Da quanto emerge dal report annuale #PornHub circa le abitudini degli italiani sulla piattaforma, sembrerebbe che oltre a profilare gusti di natura sessuale e abitudini come gli orari e i contenuti che piacciono di più agli italiani, la profilazione compiuta dalla piattaforma sia paragonabile a quella dei motori di ricerca, se non più aggressiva considerato che conoscere i gusti sessuali equivale a conoscere la parte più intima del consumatore – spiega Consumerismo No Profit – Come ogni anno infatti la piattaforma pubblica un report sulle abitudini, e nell’ultimo anno è emerso che “Dai dati porno Italia raccolti da Pornhub, emergono anche molti altri aspetti che riescono a fornirci una quadra della situazione nel nostro Paese.

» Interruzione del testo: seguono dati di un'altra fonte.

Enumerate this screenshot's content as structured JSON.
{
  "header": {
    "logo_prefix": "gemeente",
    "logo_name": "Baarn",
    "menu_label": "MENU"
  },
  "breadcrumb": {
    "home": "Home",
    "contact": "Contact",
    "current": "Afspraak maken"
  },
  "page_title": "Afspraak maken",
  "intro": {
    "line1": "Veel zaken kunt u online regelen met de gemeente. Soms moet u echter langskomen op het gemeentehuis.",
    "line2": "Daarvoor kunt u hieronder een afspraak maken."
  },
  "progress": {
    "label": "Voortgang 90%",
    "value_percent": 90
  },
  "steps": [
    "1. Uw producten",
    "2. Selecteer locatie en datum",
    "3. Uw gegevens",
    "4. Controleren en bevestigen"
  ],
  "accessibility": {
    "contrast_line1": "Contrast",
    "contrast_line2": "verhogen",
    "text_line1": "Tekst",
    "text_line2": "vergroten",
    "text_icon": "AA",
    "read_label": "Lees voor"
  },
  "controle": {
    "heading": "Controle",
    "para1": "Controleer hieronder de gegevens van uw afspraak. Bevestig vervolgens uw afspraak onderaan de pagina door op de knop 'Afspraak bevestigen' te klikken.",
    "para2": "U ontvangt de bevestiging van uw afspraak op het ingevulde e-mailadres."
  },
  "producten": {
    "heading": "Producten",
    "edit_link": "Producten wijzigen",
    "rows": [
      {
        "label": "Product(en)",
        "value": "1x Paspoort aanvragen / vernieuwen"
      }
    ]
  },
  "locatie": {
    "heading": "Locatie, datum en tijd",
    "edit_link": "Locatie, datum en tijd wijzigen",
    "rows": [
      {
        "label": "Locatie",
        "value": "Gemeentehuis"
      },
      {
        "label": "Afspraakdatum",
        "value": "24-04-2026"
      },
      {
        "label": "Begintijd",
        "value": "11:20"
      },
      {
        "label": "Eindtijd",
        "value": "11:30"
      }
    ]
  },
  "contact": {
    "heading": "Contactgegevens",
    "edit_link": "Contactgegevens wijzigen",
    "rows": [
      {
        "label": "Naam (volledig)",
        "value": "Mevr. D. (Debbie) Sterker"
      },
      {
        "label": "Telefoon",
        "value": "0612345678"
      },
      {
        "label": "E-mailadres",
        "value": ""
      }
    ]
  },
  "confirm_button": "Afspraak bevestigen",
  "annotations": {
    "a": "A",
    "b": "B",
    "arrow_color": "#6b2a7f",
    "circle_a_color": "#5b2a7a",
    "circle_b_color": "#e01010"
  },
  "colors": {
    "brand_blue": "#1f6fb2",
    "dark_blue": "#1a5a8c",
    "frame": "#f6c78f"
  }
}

Tra le statistiche più interessanti c’è il confronto (con gli altri 20 Paesi) tra l’utente di sesso femminile e quello di sesso maschile. In Italia, le donne che frequentano Pornhub sono il 32% del totale dei visitatori del portale. In pratica, un terzo degli utenti della piattaforma è donna (con una crescita del 3% rispetto alla stessa rilevazione effettuata nel 2021). Dunque, il restante 68% è di sesso maschile.”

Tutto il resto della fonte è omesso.